Sunday, January 3, 2010

On Its Back

solar tortoise

A story published yesterday provides a lens on yet another point of value for the generation of energy at or near the site where energy is consumed.

In Solar showdown in Calif. tortoises' desert home our interests in the survival of the threatened remnant population of the desert tortoise is contrasted against the intention of BrightSource Energy to use a portion of the tortoise’s habitat for a multi-megawatt solar thermal project.

Even without knowing the specifics of this project, there is likely to be immediate and ongoing impact to the fragile desert ecology from the energy plant’s construction and maintenance. If you have ever hiked distance in the quiet desert, you no doubt have come across the distinctive parallel grooves left by a rogue vehicle that could have been carved before the last rain, or decades before.

In addition to traffic for the plant, the possible addition of transmission lines, line upgrades and maintenance, and the eventual decommissioning will all impact the landscape for decades or centuries to come. Then, there are toehold issues, and the countervailing inefficiencies introduced by transmission losses.

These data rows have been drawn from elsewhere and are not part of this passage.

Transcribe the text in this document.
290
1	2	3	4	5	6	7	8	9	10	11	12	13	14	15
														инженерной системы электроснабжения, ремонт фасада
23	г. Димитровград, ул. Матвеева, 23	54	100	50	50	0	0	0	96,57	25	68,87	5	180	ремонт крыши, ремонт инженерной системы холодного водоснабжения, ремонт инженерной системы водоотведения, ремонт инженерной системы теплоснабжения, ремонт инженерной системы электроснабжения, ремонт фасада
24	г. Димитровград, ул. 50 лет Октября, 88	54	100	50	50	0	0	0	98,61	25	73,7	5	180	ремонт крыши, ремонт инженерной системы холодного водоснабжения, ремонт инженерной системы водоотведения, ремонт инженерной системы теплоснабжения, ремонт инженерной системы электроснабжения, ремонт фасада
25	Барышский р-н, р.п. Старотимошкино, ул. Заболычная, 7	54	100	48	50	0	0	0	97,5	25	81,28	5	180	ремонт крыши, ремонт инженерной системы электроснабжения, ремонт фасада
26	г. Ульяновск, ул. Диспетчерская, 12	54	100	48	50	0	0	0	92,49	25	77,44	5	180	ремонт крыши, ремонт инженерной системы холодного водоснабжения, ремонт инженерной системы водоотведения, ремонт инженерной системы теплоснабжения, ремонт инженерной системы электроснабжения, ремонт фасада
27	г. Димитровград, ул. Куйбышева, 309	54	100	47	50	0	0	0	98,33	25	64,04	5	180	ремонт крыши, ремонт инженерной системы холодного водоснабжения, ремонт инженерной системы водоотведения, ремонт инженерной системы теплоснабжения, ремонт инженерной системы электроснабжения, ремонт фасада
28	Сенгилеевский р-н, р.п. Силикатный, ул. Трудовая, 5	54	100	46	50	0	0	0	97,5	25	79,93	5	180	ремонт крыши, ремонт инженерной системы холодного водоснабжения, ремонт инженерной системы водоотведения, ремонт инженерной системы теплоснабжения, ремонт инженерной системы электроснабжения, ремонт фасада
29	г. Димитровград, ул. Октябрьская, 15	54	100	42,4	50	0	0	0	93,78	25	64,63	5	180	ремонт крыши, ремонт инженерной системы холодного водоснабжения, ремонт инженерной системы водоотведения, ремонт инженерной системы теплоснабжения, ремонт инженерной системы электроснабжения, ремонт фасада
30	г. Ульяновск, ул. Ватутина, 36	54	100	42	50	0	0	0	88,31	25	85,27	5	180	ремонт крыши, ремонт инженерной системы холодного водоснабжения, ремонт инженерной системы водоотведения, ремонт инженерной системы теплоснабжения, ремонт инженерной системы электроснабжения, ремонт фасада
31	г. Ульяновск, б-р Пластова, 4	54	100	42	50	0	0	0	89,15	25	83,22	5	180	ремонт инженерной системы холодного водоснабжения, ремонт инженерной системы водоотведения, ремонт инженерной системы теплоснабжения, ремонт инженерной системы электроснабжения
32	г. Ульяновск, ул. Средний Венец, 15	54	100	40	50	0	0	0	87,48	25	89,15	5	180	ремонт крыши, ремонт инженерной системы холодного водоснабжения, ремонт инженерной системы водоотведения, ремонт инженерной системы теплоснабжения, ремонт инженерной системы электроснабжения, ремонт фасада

The poor planning and design that have occurred for decades should not be exacerbated because of the convenient and narrowly profitable proximity of sky-slashing transmission lines. We have already invaded, plowed, scraped, paved, eroded, and sacrificed enough desertscape only so that we can sprawl away from each other. Let us let the tortoise crawl as it will.

There are many economically distressed desert dwellers who would be more than happy to earn a few dollars – and save many more – by welcoming a solar energy system to the roof. Let’s put solar on our own happy backs.

Other than perhaps a few especially delicate humans, no animals were harmed in the production of this article.